An curious aspect of the above thesis is how much hostility the idea often receives among moderately well-educated citizens of advanced nations. Perhaps the idea is too shocking. Or perhaps some people feel that they have never been geniuses and (however erroneously) that they could never be geniuses.

Still, I have some comments on this observation from at least one earnest critic, so I thought I'd add his comments below, along with my response.

"If the world were doing half as well as golden age Athens with at least 200,000 great geniuses puttering around out there, they would have already stood the planet on its head."

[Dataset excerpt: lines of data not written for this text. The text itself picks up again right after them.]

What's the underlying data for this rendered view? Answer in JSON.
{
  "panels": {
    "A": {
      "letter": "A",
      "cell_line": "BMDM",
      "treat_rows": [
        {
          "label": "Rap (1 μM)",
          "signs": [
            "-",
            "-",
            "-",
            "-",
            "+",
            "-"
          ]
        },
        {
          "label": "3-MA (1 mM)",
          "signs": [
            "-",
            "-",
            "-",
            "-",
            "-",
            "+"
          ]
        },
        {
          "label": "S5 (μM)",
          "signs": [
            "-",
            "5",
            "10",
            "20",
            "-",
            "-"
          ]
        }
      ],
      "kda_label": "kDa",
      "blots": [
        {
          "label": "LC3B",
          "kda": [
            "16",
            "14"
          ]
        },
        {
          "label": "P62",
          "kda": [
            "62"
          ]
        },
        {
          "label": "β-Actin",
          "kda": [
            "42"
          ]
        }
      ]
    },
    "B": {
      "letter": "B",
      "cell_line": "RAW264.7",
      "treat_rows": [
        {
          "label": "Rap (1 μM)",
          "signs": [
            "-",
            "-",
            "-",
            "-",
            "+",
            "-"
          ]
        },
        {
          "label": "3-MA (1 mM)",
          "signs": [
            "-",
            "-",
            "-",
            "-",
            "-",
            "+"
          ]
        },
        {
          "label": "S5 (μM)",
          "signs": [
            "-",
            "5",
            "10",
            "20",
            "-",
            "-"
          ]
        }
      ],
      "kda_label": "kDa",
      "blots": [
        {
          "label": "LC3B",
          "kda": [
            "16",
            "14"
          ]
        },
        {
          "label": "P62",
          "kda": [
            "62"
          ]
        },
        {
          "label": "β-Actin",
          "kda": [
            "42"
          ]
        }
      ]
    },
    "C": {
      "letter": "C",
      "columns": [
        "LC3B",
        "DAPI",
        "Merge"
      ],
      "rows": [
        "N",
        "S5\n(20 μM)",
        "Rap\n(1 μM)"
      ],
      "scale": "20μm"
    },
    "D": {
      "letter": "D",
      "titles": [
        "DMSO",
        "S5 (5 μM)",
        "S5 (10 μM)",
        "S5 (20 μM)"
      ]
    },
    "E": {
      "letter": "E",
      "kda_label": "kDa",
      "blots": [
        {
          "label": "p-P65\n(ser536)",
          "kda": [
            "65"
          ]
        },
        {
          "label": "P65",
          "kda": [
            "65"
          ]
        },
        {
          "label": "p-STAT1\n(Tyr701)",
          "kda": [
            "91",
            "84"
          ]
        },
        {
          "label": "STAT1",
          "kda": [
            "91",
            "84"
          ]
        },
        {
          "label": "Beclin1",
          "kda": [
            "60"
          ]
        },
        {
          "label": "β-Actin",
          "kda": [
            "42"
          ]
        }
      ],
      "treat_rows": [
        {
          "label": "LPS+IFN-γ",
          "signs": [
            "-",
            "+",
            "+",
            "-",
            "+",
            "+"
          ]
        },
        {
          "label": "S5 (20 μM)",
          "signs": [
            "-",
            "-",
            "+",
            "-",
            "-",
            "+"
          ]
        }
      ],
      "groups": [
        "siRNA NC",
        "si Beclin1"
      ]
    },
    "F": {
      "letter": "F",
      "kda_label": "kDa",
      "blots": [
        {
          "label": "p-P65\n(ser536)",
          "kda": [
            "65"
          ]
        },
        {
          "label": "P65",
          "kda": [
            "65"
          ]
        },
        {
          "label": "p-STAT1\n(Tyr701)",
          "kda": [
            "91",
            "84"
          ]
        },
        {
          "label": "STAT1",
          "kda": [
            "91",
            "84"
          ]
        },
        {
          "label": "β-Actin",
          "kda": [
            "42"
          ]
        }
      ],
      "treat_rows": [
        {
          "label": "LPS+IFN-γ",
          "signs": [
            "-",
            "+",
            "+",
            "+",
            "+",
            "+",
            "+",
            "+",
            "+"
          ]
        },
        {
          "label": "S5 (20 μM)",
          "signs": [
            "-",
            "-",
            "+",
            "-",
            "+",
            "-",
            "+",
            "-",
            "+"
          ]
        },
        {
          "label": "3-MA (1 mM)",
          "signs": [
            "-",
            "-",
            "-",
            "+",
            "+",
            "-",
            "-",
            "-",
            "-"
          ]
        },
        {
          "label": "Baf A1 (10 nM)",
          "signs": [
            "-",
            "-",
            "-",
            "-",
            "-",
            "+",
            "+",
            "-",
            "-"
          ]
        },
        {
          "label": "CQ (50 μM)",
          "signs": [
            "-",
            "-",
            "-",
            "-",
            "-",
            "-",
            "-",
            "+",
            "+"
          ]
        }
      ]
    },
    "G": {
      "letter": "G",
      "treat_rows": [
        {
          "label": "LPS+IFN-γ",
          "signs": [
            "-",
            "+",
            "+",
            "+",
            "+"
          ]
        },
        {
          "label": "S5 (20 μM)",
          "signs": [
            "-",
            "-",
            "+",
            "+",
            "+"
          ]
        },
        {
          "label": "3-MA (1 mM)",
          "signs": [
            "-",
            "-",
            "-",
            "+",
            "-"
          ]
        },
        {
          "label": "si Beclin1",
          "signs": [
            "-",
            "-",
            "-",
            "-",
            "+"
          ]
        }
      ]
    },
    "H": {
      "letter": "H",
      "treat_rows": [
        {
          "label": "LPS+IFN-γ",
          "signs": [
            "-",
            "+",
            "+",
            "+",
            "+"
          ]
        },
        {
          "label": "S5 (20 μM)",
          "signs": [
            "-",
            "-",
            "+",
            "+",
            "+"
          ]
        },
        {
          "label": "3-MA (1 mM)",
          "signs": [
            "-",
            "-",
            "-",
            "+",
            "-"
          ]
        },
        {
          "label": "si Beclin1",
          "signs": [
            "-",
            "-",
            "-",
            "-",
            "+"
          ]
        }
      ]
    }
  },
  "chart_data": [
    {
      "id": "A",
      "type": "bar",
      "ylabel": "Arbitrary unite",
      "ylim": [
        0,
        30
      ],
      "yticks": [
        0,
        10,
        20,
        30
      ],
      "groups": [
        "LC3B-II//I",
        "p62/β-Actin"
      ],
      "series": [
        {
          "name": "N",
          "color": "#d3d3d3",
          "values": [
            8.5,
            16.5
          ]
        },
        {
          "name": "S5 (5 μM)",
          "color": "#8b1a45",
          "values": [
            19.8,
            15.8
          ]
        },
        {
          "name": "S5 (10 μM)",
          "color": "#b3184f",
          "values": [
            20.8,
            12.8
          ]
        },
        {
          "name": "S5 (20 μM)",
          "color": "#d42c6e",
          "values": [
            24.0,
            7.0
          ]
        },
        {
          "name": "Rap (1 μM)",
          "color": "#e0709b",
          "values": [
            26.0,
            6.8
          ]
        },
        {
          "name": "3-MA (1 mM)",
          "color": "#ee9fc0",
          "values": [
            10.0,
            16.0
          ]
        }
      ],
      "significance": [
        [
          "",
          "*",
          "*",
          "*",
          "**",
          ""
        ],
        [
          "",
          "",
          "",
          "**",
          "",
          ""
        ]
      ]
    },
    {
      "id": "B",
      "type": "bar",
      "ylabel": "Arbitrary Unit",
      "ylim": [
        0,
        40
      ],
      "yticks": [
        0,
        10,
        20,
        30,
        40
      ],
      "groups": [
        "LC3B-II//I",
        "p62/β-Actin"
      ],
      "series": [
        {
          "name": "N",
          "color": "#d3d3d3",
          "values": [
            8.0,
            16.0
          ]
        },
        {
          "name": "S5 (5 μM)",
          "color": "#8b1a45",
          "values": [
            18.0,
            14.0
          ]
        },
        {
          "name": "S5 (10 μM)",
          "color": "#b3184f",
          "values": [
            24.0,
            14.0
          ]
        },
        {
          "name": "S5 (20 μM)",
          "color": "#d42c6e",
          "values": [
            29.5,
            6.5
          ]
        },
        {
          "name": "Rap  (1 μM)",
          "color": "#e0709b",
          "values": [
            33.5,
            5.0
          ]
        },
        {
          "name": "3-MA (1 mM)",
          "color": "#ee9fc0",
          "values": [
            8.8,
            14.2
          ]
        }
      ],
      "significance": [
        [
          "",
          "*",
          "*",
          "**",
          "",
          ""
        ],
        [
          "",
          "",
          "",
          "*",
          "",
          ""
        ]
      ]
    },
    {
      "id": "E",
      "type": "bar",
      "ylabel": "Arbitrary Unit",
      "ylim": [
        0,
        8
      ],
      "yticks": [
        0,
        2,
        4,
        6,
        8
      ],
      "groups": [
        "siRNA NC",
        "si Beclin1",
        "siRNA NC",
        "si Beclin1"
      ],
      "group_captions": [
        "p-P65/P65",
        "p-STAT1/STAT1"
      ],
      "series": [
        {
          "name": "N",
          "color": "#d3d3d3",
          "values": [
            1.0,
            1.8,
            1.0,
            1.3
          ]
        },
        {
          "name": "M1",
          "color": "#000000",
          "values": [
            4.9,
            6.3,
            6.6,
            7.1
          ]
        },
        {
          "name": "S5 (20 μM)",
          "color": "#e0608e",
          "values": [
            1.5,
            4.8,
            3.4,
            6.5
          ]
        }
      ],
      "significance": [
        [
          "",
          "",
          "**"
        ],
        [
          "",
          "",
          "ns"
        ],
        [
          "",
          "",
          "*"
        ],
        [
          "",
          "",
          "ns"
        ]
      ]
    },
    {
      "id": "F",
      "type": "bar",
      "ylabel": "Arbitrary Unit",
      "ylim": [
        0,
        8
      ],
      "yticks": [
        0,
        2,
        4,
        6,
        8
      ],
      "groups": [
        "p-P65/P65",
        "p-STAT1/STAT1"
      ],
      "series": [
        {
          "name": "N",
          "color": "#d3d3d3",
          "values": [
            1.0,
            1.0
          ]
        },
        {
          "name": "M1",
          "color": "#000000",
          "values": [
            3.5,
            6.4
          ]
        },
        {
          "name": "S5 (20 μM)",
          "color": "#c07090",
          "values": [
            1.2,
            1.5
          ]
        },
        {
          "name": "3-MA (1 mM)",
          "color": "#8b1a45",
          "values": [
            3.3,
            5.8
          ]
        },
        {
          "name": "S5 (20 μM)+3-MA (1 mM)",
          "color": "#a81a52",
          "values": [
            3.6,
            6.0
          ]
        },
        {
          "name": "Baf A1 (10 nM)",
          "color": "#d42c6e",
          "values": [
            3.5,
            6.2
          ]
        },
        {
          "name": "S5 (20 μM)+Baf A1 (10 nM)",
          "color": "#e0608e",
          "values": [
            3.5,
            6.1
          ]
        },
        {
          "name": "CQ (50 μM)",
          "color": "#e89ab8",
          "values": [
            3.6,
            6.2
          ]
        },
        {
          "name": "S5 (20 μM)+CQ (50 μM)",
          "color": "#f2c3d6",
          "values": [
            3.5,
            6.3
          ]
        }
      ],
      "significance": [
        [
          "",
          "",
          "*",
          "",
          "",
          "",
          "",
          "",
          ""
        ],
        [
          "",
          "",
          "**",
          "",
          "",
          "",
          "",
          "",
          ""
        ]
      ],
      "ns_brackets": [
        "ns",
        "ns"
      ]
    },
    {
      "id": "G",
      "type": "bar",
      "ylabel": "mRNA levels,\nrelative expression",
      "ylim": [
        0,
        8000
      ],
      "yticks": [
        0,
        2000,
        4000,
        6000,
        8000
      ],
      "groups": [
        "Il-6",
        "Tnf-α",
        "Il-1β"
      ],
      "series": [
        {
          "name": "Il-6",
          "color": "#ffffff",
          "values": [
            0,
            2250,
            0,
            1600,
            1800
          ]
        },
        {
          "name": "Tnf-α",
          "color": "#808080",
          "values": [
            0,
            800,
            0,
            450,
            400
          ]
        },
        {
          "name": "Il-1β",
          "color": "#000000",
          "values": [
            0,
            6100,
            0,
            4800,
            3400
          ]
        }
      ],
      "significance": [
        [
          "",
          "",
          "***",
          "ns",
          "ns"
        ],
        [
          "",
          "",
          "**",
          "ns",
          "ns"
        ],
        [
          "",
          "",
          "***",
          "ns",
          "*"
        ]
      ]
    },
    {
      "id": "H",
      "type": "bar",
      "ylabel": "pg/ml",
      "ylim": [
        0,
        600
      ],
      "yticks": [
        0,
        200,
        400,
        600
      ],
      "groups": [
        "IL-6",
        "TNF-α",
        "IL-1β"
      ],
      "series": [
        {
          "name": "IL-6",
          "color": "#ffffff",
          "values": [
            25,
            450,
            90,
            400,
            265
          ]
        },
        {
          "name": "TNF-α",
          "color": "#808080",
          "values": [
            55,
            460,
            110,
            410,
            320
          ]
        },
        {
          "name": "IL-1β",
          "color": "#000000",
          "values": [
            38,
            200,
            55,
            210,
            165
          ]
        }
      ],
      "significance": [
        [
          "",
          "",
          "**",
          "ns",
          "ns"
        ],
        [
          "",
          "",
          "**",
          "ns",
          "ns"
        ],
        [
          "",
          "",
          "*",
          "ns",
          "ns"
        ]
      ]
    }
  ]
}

Issue A: You can't meaningfully compare the average intelligence of the entire
world now against that of a single city, centuries ago. Geniuses aren't seeded
in an equidistant fashion.
Comment A: Perhaps not, but does that matter? If Phideas, the master architect of the Parthenon, made colossal strides in the development of architecture and engineering with its construction... does it really matter if the people of Athens actually had a lower average intelligence than we do here in the U.S.? Wouldn't that fact just make his accomplishments that much more impressive? (And I doubt they were all that dim, by any reasonable scale. There were also other, lesser geniuses in Athens at the time, making major breakthroughs in fields such as sculpture. And their educational methods were obviously pretty fruitful.)

More to the point, if the people of Athens were in some ways more enlightened than we are, and producing more geniuses, despite all our advantages in terms of wealth, knowledge and technology -- shouldn't we be trying to figure out how they did all that? And replicate it? If not improve on it? :)

Issue B: Being a genius ain't all it's cracked up to be.
While some great minds have certainly faced persecution or other trials in the past, our lads there in Athens seemed to enjoy their lifestyle well enough. And those are exactly the kinds of people who can contribute more to the welfare of society. Would it really hurt if the world contained, say, 400,000 world-class geniuses?

For an example of someone living who might fall into this category, Dr. Nakamatsu of Japan has created well over 1000 inventions (those may just be the ones he's patented). These include a number of minor innovations, such as the hard disc, the floppy disc and the disc drive.

Imagine what 400,000 people that productive, working for the interest of the entire world, could accomplish.

Or, in a more negative scenario, working hard to crush their rivals and dominate the globe. Perhaps because people of good will chose to ignore the opportunity to improve education for the good of all, and instead let people with a different agenda take the lead in this "super- education."

Which wouldn't be all that hard, mind you. The Socratic Method has been around for about 2300 years, but people haven't made much use of it since the decline of Athens. Throw in all the other methods for improving intelligence, learning and/or creativity than have been devised over the last couple millenia, and someone could do quite a job of manufacturing brilliance.